Selective reduction of neurotransmitter release by cAMP-dependent pathways in mouse detrusor

Parasympathetic nerve-mediated contractions of detrusor smooth muscle are generated by ATP and acetylcholine (ACh) release from efferent nerve terminals. In humans, ACh is responsible for detrusor contractions in normal human bladders, whereas ATP has an additional role in overactive bladder pathologies. The ATP metabolite, adenosine, relaxes nerve-mediated contractions, with a potential action via presynaptic adenosine A(1) receptor activation and subsequent suppression of neuronal ATP release. We investigated the effect of A(1) receptor activation and downstream cAMP-dependent pathways on nerve-mediated ATP and ACh release, and detrusor contraction in mouse detrusor. Bladders from male C57BL/6 mice (12 wk) were used for in vitro experiments. Upon electrical field stimulation of intact preparations (detrusor and mucosal layers), ATP or ACh release was measured simultaneously with tension recordings.
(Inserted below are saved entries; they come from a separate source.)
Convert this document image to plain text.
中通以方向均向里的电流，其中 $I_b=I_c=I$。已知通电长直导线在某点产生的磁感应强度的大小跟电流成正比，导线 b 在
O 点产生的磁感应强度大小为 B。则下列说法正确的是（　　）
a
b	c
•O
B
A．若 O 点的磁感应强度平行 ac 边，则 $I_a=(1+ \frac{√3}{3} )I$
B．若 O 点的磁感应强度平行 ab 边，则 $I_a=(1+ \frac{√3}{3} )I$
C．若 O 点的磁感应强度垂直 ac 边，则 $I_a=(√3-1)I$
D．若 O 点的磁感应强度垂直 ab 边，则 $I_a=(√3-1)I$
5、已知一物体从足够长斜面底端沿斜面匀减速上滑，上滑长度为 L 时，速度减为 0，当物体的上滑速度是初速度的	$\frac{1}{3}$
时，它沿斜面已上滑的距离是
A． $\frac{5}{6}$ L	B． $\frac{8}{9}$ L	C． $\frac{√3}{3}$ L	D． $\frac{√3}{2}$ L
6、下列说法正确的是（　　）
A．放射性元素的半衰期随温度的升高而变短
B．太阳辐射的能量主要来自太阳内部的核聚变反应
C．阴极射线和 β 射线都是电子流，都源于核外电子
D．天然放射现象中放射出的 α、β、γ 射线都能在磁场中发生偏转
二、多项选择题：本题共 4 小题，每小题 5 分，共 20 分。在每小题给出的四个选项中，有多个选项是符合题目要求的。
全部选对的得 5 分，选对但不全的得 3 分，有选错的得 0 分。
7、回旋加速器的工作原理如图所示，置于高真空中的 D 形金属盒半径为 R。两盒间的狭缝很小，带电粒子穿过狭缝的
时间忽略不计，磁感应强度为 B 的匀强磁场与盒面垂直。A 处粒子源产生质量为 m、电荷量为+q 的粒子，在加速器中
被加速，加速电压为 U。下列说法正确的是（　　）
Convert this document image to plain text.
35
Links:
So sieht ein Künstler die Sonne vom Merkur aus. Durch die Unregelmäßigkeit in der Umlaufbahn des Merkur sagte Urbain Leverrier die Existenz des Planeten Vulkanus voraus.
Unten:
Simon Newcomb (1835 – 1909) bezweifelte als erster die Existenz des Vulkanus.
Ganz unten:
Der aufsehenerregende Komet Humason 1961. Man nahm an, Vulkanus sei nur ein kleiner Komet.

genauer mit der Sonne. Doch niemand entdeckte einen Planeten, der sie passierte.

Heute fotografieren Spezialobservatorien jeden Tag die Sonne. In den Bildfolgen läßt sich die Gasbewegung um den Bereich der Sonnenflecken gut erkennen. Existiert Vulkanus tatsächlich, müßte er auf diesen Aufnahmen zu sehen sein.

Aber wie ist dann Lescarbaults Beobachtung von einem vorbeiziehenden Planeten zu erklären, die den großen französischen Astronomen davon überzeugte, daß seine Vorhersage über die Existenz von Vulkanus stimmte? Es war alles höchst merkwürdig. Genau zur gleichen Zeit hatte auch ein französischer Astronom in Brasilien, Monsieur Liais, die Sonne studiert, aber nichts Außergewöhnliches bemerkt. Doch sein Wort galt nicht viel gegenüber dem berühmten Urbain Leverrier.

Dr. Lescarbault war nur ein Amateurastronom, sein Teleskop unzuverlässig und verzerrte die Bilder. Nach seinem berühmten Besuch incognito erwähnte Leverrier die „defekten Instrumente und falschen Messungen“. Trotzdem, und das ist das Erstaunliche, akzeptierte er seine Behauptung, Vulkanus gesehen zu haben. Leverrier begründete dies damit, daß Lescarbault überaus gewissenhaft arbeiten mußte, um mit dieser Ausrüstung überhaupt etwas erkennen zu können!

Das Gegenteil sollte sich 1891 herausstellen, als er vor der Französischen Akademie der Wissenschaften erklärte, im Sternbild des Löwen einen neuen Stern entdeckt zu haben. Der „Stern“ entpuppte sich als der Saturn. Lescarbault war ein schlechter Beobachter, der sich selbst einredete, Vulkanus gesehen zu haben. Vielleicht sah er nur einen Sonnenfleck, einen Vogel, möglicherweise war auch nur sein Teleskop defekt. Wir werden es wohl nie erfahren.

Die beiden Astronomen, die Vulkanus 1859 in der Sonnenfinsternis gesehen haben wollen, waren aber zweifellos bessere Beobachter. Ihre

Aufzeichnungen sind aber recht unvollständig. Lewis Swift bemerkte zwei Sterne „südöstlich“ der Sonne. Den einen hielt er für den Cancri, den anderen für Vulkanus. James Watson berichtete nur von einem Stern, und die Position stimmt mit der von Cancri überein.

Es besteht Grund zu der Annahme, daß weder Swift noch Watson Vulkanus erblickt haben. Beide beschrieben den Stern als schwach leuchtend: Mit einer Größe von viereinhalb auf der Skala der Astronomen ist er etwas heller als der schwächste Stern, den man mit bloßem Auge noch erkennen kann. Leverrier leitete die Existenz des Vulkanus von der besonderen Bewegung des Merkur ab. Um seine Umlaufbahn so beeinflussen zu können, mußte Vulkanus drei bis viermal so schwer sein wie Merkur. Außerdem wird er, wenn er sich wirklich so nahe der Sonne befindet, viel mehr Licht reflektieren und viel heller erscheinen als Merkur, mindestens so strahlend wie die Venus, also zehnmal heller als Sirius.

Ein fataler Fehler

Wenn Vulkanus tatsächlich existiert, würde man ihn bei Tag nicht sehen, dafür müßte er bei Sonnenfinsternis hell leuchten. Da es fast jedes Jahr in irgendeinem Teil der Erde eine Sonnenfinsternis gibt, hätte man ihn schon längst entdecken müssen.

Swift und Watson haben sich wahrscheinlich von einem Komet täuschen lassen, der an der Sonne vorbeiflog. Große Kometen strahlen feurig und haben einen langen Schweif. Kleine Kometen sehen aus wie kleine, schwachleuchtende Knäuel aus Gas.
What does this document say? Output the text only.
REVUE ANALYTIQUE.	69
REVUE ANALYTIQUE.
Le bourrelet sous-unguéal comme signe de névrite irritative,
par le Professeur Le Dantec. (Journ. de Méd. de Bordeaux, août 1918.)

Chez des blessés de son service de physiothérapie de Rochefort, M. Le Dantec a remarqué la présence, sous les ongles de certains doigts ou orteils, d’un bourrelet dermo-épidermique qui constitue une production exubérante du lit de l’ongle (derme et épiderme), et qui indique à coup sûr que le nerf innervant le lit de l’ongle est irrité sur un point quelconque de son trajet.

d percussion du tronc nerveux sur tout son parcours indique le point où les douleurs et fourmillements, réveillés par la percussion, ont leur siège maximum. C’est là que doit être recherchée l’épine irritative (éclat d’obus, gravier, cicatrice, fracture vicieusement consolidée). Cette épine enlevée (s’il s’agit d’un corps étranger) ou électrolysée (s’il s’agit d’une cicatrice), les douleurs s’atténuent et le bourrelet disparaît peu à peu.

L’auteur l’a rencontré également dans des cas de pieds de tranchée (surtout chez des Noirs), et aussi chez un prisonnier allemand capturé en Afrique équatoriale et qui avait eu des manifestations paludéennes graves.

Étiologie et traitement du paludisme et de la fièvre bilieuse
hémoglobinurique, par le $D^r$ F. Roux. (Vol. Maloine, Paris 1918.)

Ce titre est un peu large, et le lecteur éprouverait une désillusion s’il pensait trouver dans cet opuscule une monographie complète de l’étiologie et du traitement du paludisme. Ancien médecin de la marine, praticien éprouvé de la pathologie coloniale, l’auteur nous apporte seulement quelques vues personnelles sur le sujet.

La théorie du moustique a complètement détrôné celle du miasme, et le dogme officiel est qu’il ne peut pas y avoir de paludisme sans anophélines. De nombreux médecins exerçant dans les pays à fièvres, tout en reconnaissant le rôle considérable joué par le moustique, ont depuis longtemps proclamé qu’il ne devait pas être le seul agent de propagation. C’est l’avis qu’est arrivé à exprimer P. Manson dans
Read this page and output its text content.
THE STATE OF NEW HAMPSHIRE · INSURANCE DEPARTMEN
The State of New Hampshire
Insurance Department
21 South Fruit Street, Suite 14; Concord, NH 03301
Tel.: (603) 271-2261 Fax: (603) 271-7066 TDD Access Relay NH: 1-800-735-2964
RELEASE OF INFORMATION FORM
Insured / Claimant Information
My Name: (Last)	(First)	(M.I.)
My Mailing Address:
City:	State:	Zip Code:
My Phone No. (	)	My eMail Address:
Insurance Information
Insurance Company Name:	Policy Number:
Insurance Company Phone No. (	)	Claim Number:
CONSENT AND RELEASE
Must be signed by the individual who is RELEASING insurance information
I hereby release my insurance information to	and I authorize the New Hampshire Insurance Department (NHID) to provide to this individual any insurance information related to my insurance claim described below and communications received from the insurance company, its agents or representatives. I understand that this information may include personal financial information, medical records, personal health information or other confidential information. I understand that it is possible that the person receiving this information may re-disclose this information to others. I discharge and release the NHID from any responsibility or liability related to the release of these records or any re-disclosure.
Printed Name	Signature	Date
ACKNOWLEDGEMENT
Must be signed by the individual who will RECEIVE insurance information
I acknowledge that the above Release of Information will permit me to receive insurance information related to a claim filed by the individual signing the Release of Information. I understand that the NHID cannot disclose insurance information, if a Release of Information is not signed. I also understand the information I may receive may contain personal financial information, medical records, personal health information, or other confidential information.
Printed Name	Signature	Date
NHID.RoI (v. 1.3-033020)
Activation of A(1) receptors by adenosine or exogenous agonists reduced the lower frequency component of nerve-mediated contractions and neuronal ATP release. The A(1) receptor antagonist abolished these effects. A(1) receptor activation inhibits adenylyl cyclase (AC) activity and cAMP generation. The effect of A(1) receptor activation was mimicked by a PKA antagonist but not by modulators of exchange proteins activated by cAMP, demonstrating that modulation of nerve-mediated ATP release is via PKA. Adenosine had no effect on ACh release or the higher frequency component of nerve-mediated contractions. Differential regulation of neurotransmitter release is possible at the detrusor nerve-muscle junction, as demonstrated by A(1) receptor activation, and downstream inhibition of AC, cAMP generation, and PKA. The ability to specifically attenuate ATP release offers a potential to target purinergic motor pathways enhanced in overactive bladder pathologies.